Coca-Cola taps Google tech for digital signage
- Coca-Cola is creating an in-house version of digital signage that makes use of a number of Google technologies instead of relying on off-the-shelf solutions, according to Fortune.
- The brand's goal is to place digital end caps on thousands of in-store points of sale. Greg Chambers, global group director of digital innovation at Coca-Cola, told Fortune that digital menu boards cost up to $40,000, making a more wide-scale rollout monetarily impractical.
- Coke tapped Google's Chromebits on the hardware side for processing power and connectivity, along with DoubleClick ad serving software and Google Cloud Platform services like machine learning and analytics to piece together an in-house version of its digital signage.

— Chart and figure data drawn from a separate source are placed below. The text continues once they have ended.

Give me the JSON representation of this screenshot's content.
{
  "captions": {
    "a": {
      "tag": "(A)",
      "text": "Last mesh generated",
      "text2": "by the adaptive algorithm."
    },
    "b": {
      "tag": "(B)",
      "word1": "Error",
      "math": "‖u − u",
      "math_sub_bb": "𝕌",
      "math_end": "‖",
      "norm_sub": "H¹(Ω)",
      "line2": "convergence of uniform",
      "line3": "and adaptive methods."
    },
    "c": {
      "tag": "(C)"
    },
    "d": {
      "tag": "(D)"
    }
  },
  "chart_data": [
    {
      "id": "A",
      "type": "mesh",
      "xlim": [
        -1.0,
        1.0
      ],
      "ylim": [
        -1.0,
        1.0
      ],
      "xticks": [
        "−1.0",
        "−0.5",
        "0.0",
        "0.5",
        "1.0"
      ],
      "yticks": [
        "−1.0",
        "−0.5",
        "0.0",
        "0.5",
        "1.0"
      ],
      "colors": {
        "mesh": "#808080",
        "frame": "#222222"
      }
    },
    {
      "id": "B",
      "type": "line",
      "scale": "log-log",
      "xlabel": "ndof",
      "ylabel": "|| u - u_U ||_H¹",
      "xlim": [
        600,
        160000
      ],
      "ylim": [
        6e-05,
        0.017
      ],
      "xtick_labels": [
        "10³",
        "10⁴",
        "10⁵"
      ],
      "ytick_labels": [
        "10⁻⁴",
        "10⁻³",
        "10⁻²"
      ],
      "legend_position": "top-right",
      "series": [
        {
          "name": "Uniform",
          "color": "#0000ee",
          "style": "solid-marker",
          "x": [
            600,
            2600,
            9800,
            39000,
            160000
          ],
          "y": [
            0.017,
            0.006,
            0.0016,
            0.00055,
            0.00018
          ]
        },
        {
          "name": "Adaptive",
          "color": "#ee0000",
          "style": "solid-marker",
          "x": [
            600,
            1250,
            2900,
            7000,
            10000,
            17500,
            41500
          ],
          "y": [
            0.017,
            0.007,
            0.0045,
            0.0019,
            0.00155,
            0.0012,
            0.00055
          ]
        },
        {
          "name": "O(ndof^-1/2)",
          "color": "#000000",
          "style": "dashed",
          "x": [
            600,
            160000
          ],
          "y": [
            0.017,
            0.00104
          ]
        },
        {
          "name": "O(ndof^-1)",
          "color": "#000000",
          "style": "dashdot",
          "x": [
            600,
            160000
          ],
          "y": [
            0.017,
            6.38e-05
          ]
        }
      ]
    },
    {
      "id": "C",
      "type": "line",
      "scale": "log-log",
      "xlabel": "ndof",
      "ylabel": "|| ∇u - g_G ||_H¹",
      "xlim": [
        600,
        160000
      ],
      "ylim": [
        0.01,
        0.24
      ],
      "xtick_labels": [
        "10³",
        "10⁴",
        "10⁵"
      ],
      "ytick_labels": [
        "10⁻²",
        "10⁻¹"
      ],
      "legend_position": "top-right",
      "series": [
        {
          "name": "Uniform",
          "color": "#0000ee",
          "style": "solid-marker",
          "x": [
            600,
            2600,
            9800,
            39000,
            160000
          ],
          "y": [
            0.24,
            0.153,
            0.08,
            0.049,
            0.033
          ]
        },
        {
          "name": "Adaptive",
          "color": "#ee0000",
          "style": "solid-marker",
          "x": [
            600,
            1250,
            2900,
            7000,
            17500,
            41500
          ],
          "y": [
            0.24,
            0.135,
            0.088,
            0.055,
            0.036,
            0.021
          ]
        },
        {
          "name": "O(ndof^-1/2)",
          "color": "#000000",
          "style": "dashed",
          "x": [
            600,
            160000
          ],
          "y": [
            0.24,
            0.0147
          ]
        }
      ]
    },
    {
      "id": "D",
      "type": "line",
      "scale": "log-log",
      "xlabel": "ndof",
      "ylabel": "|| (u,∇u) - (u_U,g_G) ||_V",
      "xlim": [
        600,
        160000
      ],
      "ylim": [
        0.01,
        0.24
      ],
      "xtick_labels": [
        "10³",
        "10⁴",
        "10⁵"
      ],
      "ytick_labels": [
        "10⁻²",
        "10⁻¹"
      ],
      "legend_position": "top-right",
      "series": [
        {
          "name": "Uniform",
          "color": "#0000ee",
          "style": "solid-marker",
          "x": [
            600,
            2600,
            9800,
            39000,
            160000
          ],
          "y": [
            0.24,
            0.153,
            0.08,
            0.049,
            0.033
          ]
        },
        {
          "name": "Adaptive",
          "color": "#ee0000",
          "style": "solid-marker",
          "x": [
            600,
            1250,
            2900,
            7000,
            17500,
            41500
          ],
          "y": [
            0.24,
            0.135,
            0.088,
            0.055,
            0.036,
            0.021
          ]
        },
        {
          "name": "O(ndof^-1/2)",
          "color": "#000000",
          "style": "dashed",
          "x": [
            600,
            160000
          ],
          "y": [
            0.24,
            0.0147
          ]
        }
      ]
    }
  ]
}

Coca-Cola is in the midst of re-evaluating its approach to digital strategy, especially after a handful of more experimental initiatives with the channel stalled out. Stemming from that, the brand recently hired its first Chief Digital Marketing Officer and is currently revamping its widely popular loyalty program to put a premium on digital elements and ease of use as well.

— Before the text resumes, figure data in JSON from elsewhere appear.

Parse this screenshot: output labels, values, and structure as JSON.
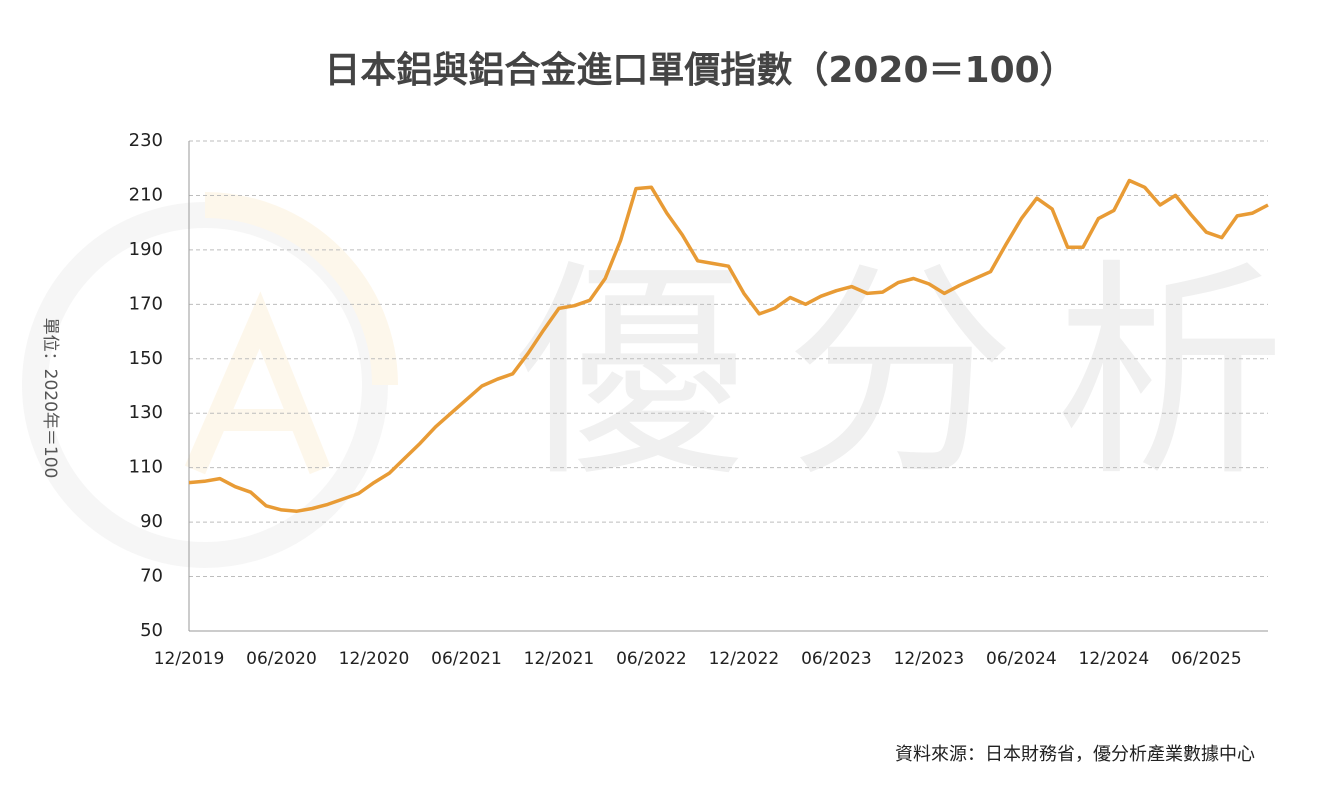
{
  "chart_data": {
    "type": "line",
    "title": "日本鋁與鋁合金進口單價指數（2020＝100）",
    "y_label": "單位：2020年＝100",
    "source": "資料來源：日本財務省，優分析產業數據中心",
    "watermark": "優分析",
    "categories": [
      "12/2019",
      null,
      null,
      null,
      null,
      null,
      "06/2020",
      null,
      null,
      null,
      null,
      null,
      "12/2020",
      null,
      null,
      null,
      null,
      null,
      "06/2021",
      null,
      null,
      null,
      null,
      null,
      "12/2021",
      null,
      null,
      null,
      null,
      null,
      "06/2022",
      null,
      null,
      null,
      null,
      null,
      "12/2022",
      null,
      null,
      null,
      null,
      null,
      "06/2023",
      null,
      null,
      null,
      null,
      null,
      "12/2023",
      null,
      null,
      null,
      null,
      null,
      "06/2024",
      null,
      null,
      null,
      null,
      null,
      "12/2024",
      null,
      null,
      null,
      null,
      null,
      "06/2025",
      null,
      null,
      null,
      null
    ],
    "series": [
      {
        "name": "進口單價指數",
        "color": "#e89b35",
        "values": [
          104.5,
          105,
          106,
          103,
          101,
          96,
          94.5,
          94,
          95,
          96.5,
          98.5,
          100.5,
          104.5,
          108,
          113.5,
          119,
          125,
          130,
          135,
          140,
          142.5,
          144.5,
          152,
          160.5,
          168.5,
          169.5,
          171.5,
          179.5,
          193.5,
          212.5,
          213,
          203.5,
          195.5,
          186,
          185,
          184,
          174,
          166.5,
          168.5,
          172.5,
          170,
          173,
          175,
          176.5,
          174,
          174.5,
          178,
          179.5,
          177.5,
          174,
          177,
          179.5,
          182,
          192,
          201.5,
          209,
          205,
          191,
          191,
          201.5,
          204.5,
          215.5,
          213,
          206.5,
          210,
          203,
          196.5,
          194.5,
          202.5,
          203.5,
          206.5
        ]
      }
    ],
    "ylim": [
      50,
      230
    ],
    "yticks": [
      50,
      70,
      90,
      110,
      130,
      150,
      170,
      190,
      210,
      230
    ],
    "grid": true
  }
}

Coca-Cola's creation of its own version of digital signage and using essentially off-the-shelf technology from Google shows the brand is willing to continue to innovate and push its boundaries, though expense is limiting the project at the moment, per Chambers.
Out-of-home advertising, typically thought of as everything from billboards to in-store promotional material, is getting a boost in the digital and mobile age. On the digital side, messages can easily be altered on digital billboards and signage whereas non-digital versions have to be physically replaced in order to change up the message.
However, the real value here comes into play by combining the digital messaging with data from mobile devices. Marketers can use geotargeting to place personalized offers and message on digital signage to target down to a single person. Coke's digital signs use beacon technology to push offers to smartphone users passing by their endcaps in that regard.